Segre ha realizzato un film che sfugge alle convenzioni del biopic politico italiano, rifiutando tanto l’estetica barocca di Sorrentino quanto la psicoanalisi operistica di Bellocchio. Il suo “Berlinguer” è un ipotesi di cinema che parla al presente utilizzando il passato come diaframma morale.
Voglio credere che ciò derivi da quel retroterra documentaristico che permette a Segre di farsi narratore senza mai tradire la propria etica — come dire? — “investigativa”. Il risultato è un film che respira attraverso gli archivi, che fa del montaggio tra fiction e materiale documentario non un espediente estetico ma una filosofia della rappresentazione.
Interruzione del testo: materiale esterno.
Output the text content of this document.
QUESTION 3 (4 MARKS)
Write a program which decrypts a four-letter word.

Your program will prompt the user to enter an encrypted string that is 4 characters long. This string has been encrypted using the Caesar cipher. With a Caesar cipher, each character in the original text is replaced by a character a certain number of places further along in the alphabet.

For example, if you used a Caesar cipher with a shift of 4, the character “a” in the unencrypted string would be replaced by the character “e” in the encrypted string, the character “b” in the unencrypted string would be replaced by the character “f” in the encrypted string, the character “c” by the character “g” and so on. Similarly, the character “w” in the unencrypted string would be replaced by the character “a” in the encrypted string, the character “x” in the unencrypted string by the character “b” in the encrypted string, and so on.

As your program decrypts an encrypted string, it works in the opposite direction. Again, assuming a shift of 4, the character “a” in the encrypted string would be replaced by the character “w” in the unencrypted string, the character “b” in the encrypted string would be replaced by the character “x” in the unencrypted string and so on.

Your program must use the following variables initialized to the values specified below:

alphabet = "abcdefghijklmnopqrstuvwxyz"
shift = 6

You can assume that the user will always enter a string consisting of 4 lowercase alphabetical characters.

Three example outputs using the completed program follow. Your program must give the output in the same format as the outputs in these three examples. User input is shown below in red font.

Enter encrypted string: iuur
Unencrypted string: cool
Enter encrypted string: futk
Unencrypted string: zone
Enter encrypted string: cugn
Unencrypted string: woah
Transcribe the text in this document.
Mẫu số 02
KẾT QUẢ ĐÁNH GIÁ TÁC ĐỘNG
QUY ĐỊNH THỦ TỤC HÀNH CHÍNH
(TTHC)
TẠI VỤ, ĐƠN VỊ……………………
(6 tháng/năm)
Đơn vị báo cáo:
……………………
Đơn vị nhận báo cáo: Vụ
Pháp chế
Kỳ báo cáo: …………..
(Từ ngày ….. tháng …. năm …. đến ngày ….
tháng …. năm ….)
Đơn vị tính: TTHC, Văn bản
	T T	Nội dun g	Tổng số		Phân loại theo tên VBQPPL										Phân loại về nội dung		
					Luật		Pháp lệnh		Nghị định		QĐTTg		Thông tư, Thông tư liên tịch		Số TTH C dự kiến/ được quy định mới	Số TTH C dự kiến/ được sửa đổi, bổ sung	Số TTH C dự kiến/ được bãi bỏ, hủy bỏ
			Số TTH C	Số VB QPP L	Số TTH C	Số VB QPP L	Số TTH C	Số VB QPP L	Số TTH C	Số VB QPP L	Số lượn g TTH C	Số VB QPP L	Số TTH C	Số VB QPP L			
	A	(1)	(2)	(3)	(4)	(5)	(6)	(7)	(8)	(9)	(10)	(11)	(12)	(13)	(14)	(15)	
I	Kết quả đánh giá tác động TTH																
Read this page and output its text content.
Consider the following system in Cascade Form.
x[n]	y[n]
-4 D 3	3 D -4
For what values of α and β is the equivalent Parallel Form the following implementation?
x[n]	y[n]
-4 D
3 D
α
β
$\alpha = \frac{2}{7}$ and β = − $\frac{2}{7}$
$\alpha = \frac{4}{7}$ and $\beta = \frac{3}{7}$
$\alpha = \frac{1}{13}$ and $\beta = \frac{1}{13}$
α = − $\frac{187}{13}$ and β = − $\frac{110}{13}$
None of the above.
Perché filmare Berlinguer è impossibile e contemporaneamente necessario all’interno di quel paradosso fondamentale che è il tentativo di fare cinema sulla politica italiana del Novecento. Voglio dire: come si filma ciò che esiste essenzialmente come parola, come discorso, come pura astrazione ideologica, se il politico moderno è, per definizione, un corpo immobile che parla (mentre Bresson ci ha insegnato che il cinema, almeno quello del ‘900, vive nel movimento dei corpi nello spazio)?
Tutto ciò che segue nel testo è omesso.